In the mid-nineteenth century, Kewaunee County attracted many Czech immigrants, who fled Central Europe to escape political upheaval, military conscription, and the forced-labor requirements of the Hapsburg emperor. A group of Catholics from Domazlice, Bohemia, began settling the town of Franklin around 1855, and St. Lawrence Church, then as now, provided a center for ethnic cohesion. The annual Kermis, held on August 10, marks the feast of St. Lawrence with traditional Czech delicacies.

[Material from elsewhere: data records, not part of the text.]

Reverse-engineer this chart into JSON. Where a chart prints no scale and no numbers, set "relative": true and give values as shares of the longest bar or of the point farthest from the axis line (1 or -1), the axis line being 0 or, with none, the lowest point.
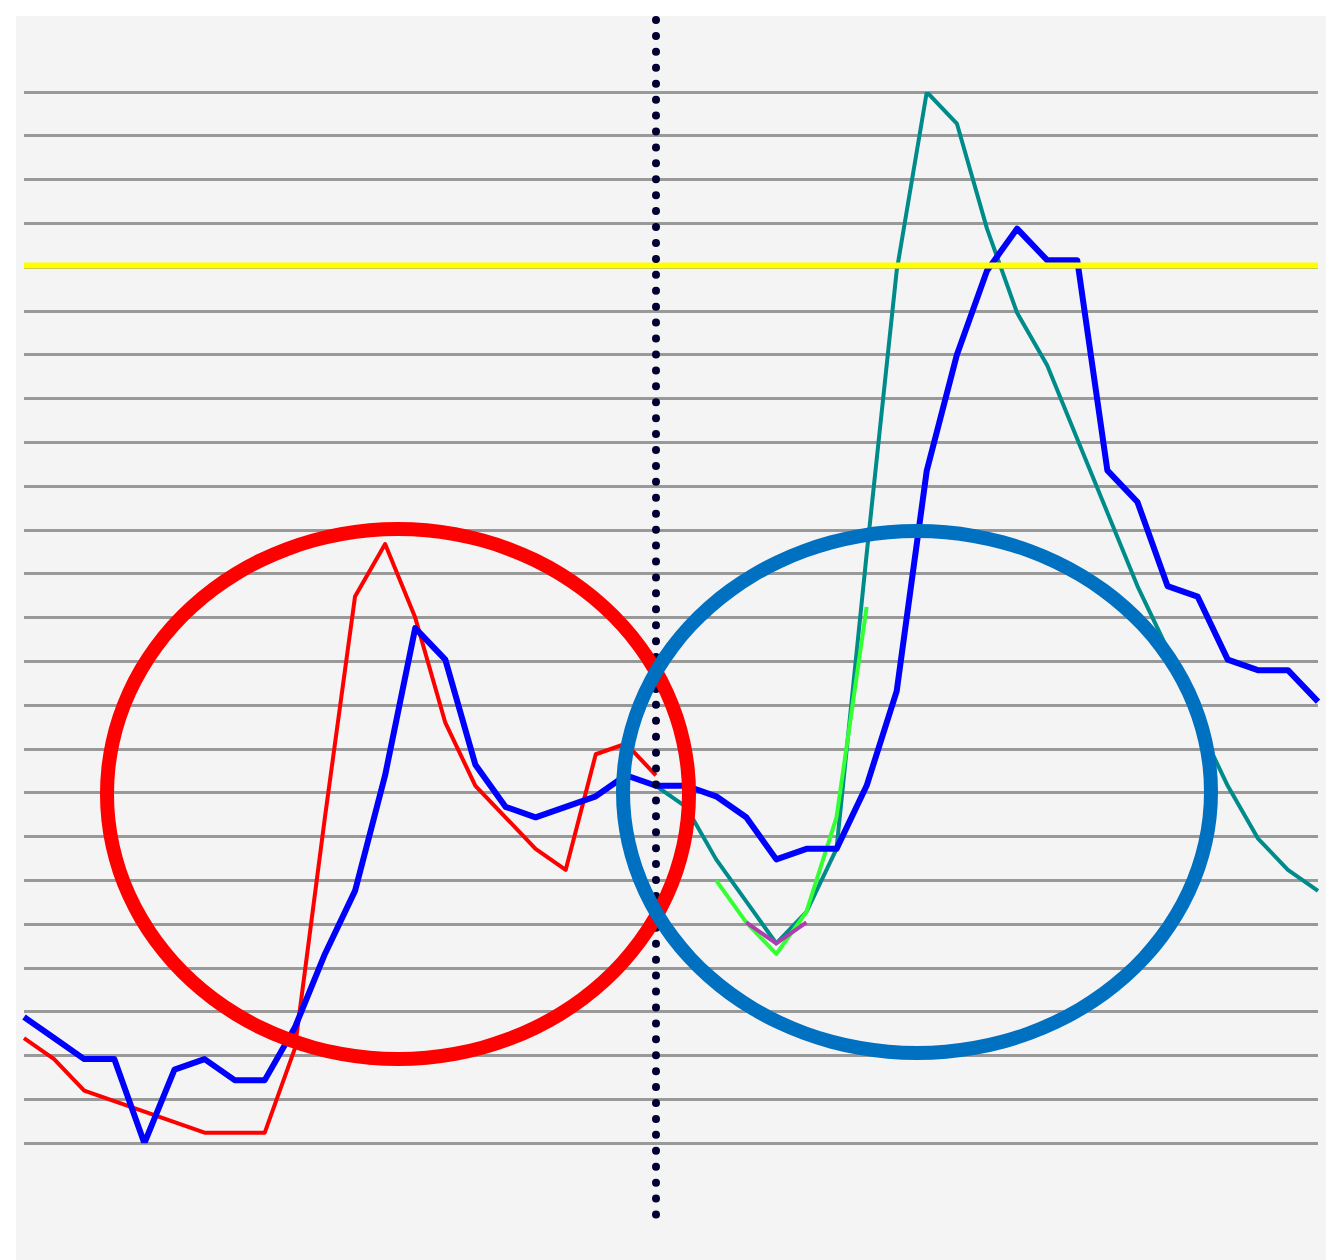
{
  "chart_data": {
    "type": "line",
    "relative": true,
    "grid": "y",
    "legend": false,
    "marker": "none",
    "line_style": "solid",
    "categories": [
      null,
      null,
      null,
      null,
      null,
      null,
      null,
      null,
      null,
      null,
      null,
      null,
      null,
      null,
      null,
      null,
      null,
      null,
      null,
      null,
      null,
      null,
      null,
      null,
      null,
      null,
      null,
      null,
      null,
      null,
      null,
      null,
      null,
      null,
      null,
      null,
      null,
      null,
      null,
      null,
      null,
      null,
      null,
      null
    ],
    "series": [
      {
        "color": "#ff0000",
        "values": [
          0.1,
          0.08,
          0.05,
          0.04,
          0.03,
          0.02,
          0.01,
          0.01,
          0.01,
          0.09,
          0.31,
          0.52,
          0.57,
          0.5,
          0.4,
          0.34,
          0.31,
          0.28,
          0.26,
          0.37,
          0.38,
          0.35,
          null,
          null,
          null,
          null,
          null,
          null,
          null,
          null,
          null,
          null,
          null,
          null,
          null,
          null,
          null,
          null,
          null,
          null,
          null,
          null,
          null,
          null
        ]
      },
      {
        "color": "#008b8b",
        "values": [
          null,
          null,
          null,
          null,
          null,
          null,
          null,
          null,
          null,
          null,
          null,
          null,
          null,
          null,
          null,
          null,
          null,
          null,
          null,
          null,
          null,
          0.34,
          0.32,
          0.27,
          0.23,
          0.19,
          0.22,
          0.28,
          0.56,
          0.83,
          1.0,
          0.97,
          0.87,
          0.79,
          0.74,
          0.67,
          0.6,
          0.53,
          0.47,
          0.4,
          0.34,
          0.29,
          0.26,
          0.24
        ]
      },
      {
        "color": "#33ff33",
        "values": [
          null,
          null,
          null,
          null,
          null,
          null,
          null,
          null,
          null,
          null,
          null,
          null,
          null,
          null,
          null,
          null,
          null,
          null,
          null,
          null,
          null,
          null,
          null,
          0.25,
          0.21,
          0.18,
          0.22,
          0.31,
          0.51,
          null,
          null,
          null,
          null,
          null,
          null,
          null,
          null,
          null,
          null,
          null,
          null,
          null,
          null,
          null
        ]
      },
      {
        "color": "#b03cb0",
        "values": [
          null,
          null,
          null,
          null,
          null,
          null,
          null,
          null,
          null,
          null,
          null,
          null,
          null,
          null,
          null,
          null,
          null,
          null,
          null,
          null,
          null,
          null,
          null,
          null,
          0.21,
          0.19,
          0.21,
          null,
          null,
          null,
          null,
          null,
          null,
          null,
          null,
          null,
          null,
          null,
          null,
          null,
          null,
          null,
          null,
          null
        ]
      },
      {
        "color": "#0000ff",
        "values": [
          0.12,
          0.1,
          0.08,
          0.08,
          0.0,
          0.07,
          0.08,
          0.06,
          0.06,
          0.11,
          0.18,
          0.24,
          0.35,
          0.49,
          0.46,
          0.36,
          0.32,
          0.31,
          0.32,
          0.33,
          0.35,
          0.34,
          0.34,
          0.33,
          0.31,
          0.27,
          0.28,
          0.28,
          0.34,
          0.43,
          0.64,
          0.75,
          0.83,
          0.87,
          0.84,
          0.84,
          0.64,
          0.61,
          0.53,
          0.52,
          0.46,
          0.45,
          0.45,
          0.42
        ]
      }
    ],
    "ref_lines": [
      {
        "axis": "y",
        "value": 0.835,
        "color": "#ffff00",
        "line_style": "solid"
      }
    ]
  }
}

When St. Lawrence’s parish decided to replace its original log structure in 1892, Paulu, a church architect of Czech descent in Milwaukee, created this Gothic Revival building. The cream brick church features a square tower at the center of the facade, which rises to a pedimented, pyramidal spire. Stepped buttresses, crenellations, and corner pinnacles enrich the facade. The wide nave is sheltered under a dramatic vaulted ceiling, which is painted with six frescoes illustrating episodes in the life of Christ. William Scheer of Appleton, who created these frescoes in 1912, had studied church decoration in Germany. In 1957, Louis Shrovnal, a Czech painter from Kewaunee, restored Scheer’s paintings and added stenciled decoration along the ribs of newly installed Tudor-arched vaults. The apse, outlined with a stenciled pattern of chevrons, frames a lavish Gothic-styled altar, approximately thirty feet tall, created c. 1894 by Joseph Svoboda, a Czech immigrant. He also carved smaller side altars with an array of Gothic motifs—lancet arches, quatre-foils, and pinnacles—and trimmed them in gold and silver. Czech-language inscriptions abound, and statues and stained glass windows depict the patron saints of Bohemia and other holy figures dear to Czechs.
On a knoll near the church is a small cemetery, where many headstones bear Czech-language inscriptions and crosses executed in a traditional Czech style. Czech remained the official language for religious instruction at St. Lawrence until 1930, and worship services in Czech persisted into the 1940s.